I've been helping my siblings with their GCSE and A Level maths and I've come across a question where they have just taken the positive square root. It's a pure maths question and there's no (obvious) reason to ignore the negative square root.

I always thought that the square root always gave two values, a positive and negative, and this is shown in the quadratic formula where we have $\pm \sqrt{b^2 - 4ac}$.

So what is the correct answer?

Should you always take just the positive or the negative aswell?

In the same way, if we have $\cos(\theta) = x$, why do we not say then $\theta = \pm \cos^{-1}(x)$ as $\cos(-\theta) = \cos(\theta)$ isn't it?

EDIT: One question wants me to work out the normal of the curve $y^2 = 4ax$ where $a$ is a positive constant at the point $(at^2, 2at)$. They start by taking the square root and write $y = \sqrt{4ax}$.

In another question, they want me to work out the tangent to the line $y^2 = 27x$ at the point $(3,9)$. Here, they also start by taking the square root but write $y = \pm \sqrt{27x}$. Why have they taken the positive in one and both in the other?

It'd probably be easier to do it using implicit differentiation, but I just want to understand why the square root bit is different.

Answer 1

There are always two numbers that square to a given number.

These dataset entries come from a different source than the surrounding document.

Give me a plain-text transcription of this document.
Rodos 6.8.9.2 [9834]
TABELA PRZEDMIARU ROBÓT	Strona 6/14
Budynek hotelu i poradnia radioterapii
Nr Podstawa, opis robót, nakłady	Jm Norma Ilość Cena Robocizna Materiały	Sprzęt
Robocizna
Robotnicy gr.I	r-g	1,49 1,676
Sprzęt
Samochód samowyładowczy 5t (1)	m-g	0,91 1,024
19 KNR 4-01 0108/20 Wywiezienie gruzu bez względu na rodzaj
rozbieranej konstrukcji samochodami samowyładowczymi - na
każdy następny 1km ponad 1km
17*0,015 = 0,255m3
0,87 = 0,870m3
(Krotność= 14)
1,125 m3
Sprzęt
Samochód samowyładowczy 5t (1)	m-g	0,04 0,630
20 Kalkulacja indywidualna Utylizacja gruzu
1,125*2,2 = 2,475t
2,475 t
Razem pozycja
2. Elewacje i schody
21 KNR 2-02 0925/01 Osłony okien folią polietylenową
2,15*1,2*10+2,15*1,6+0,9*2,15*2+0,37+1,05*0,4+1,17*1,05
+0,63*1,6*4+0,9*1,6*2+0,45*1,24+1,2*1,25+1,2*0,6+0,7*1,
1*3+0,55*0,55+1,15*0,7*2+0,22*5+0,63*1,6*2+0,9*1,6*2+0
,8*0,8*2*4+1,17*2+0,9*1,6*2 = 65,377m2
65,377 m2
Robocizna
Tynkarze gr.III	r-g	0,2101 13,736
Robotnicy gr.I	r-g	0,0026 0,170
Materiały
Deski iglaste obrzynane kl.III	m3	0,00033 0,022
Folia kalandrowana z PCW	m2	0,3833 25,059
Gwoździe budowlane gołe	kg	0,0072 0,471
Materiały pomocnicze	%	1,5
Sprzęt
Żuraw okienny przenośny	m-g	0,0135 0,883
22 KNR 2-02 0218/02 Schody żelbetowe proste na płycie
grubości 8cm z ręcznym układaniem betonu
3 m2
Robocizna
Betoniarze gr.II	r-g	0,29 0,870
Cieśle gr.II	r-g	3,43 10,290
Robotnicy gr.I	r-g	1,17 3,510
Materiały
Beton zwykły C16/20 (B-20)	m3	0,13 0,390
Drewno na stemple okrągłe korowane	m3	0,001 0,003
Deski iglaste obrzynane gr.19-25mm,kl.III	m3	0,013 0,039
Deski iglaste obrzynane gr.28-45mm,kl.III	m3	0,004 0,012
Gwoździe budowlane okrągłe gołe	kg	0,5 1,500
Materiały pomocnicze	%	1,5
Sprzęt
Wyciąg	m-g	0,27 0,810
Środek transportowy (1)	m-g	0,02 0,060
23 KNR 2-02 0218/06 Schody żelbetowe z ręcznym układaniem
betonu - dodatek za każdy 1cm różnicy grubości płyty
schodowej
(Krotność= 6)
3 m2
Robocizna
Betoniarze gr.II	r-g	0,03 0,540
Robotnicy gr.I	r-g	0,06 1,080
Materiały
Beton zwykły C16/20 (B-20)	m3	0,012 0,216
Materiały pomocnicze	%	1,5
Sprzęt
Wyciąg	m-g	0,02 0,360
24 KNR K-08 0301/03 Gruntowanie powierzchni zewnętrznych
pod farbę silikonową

By convention the symbol $\sqrt{x}$ represents the positive of the two numbers that square to $x$. The other number is given by putting in the negative sign yourself: $-\sqrt{x}$.

This is why, when manipulating equations you always put in a $\pm$ after taking a square root, because you are not sure whether the solution you seek is the positive or negative root. This is also why the formula, in general, is $\sqrt{x^2} = |x|$, instead of $=x$.

As for $\cos$, the function $\cos^{-1}$ always gives values between $0$ and $\pi$. This is again just a convention, so that the symbol $\cos^{-1}(x)$ stands for something concrete. If you wish to shift values by $2\pi$ or add in a negative sign to obtain another solution to $x = \cos(\theta)$ then you should do that yourself, but $\cos^{-1}(x)$ only stands for one of the infinitely many possible solutions to that equation, just like $\sqrt{a}$ only stands for one of the two possible solutions to $x^2 = a$.

Answer 2

It depends. Sometimes there is an implicit constraint for which you only want the positive answer.

Answer 3

If $(\pm x)^2 = X,$ then $\sqrt{X} = x\,?$

The counterexample $(x,X)=(-3,9)$ shows that the answer to the title question is No.